Dutch police on Tuesday arrested a Syrian man suspected of committing war crimes as a commander of Al-Nusra Front, prosecutors said.
The 47-year-old man, identified only by his nom de guerre Abu Khuder, was detained in Kapelle in the southwestern Netherlands, the Dutch federal prosecutor said on May 21.
“The man is accused of participating in the armed struggle as a commander of a terrorist Jabhat al-Nusra battalion,” the prosecutor said in a statement, using another name for the Nusra Front.
It said he was held “on suspicion of committing war crimes and terrorist crimes in Syria,” adding that he had fought in a battalion known as Ghuraba’a Mohassan (Strangers of Mohassan).
The man has lived in the Netherlands since 2014 and was granted a temporary asylum permit, the statement said.
Police searched the suspect’s house and recovered documents, a computer and a smartphone, it said, adding that he was due to appear in court on Friday.
He was arrested based on information provided by German police, where six homes belonging to suspected members of the same battalion were raided, it added.
German police “provided witness testimonies against the suspect,” the Dutch prosecutor said.
Al-Nusra Front was allied to al-Qaeda but now says it has no ties to foreign groups.

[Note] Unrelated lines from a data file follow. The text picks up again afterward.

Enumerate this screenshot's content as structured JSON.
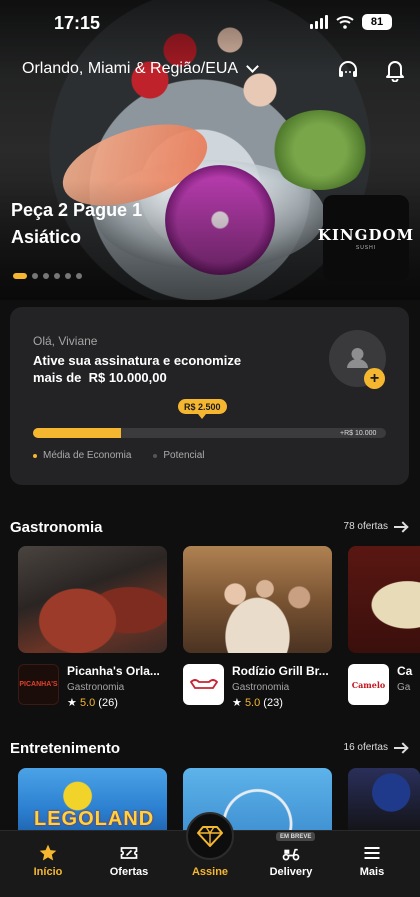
{
  "status": {
    "time": "17:15",
    "battery": "81"
  },
  "header": {
    "location": "Orlando, Miami & Região/EUA"
  },
  "promo": {
    "title_line1": "Peça 2 Pague 1",
    "title_line2": "Asiático",
    "brand_word": "KINGDOM",
    "brand_sub": "SUSHI",
    "slide_count": 6,
    "active_slide": 1
  },
  "subscription": {
    "greeting": "Olá, Viviane",
    "message_line1": "Ative sua assinatura e economize",
    "message_line2": "mais de",
    "amount": "R$ 10.000,00",
    "current_value_label": "R$ 2.500",
    "max_value_label": "+R$ 10.000",
    "progress_fraction": 0.25,
    "legend_average": "Média de Economia",
    "legend_potential": "Potencial",
    "colors": {
      "accent": "#f5b730"
    }
  },
  "gastronomia": {
    "title": "Gastronomia",
    "count": "78 ofertas",
    "items": [
      {
        "name": "Picanha's Orla...",
        "category": "Gastronomia",
        "score": "5.0",
        "reviews": "(26)",
        "logo": "PICANHA'S"
      },
      {
        "name": "Rodízio Grill Br...",
        "category": "Gastronomia",
        "score": "5.0",
        "reviews": "(23)"
      },
      {
        "name": "Ca",
        "category": "Ga",
        "logo": "Camelo"
      }
    ]
  },
  "entretenimento": {
    "title": "Entretenimento",
    "count": "16 ofertas",
    "items": [
      {
        "label": "LEGOLAND"
      },
      {
        "label": ""
      },
      {
        "label": ""
      }
    ]
  },
  "tabbar": {
    "items": [
      "Início",
      "Ofertas",
      "Assine",
      "Delivery",
      "Mais"
    ],
    "badge": "EM BREVE"
  }
}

Under a new name, Jabhat Fateh al-Sham, it now dominates the Hayat Tahrir al-Sham alliance, which holds administrative control of the Syrian city of Idlib.
The arrest of the Syrian comes as the Netherlands grapples with the problem of what to do with home-grown radicals who went to fight in Syria.
At least 315 people left the Netherlands since the start of Syria’s civil war in 2011 to join jihadist groups, according to Dutch media reports quoting official figures.
Around 85 have been killed in the fighting and 55 have returned.
The issue was highlighted in March when the Dutch husband of a British-born teenager who fled to join Islamic State said he wanted her to live with him in the Netherlands along with their child.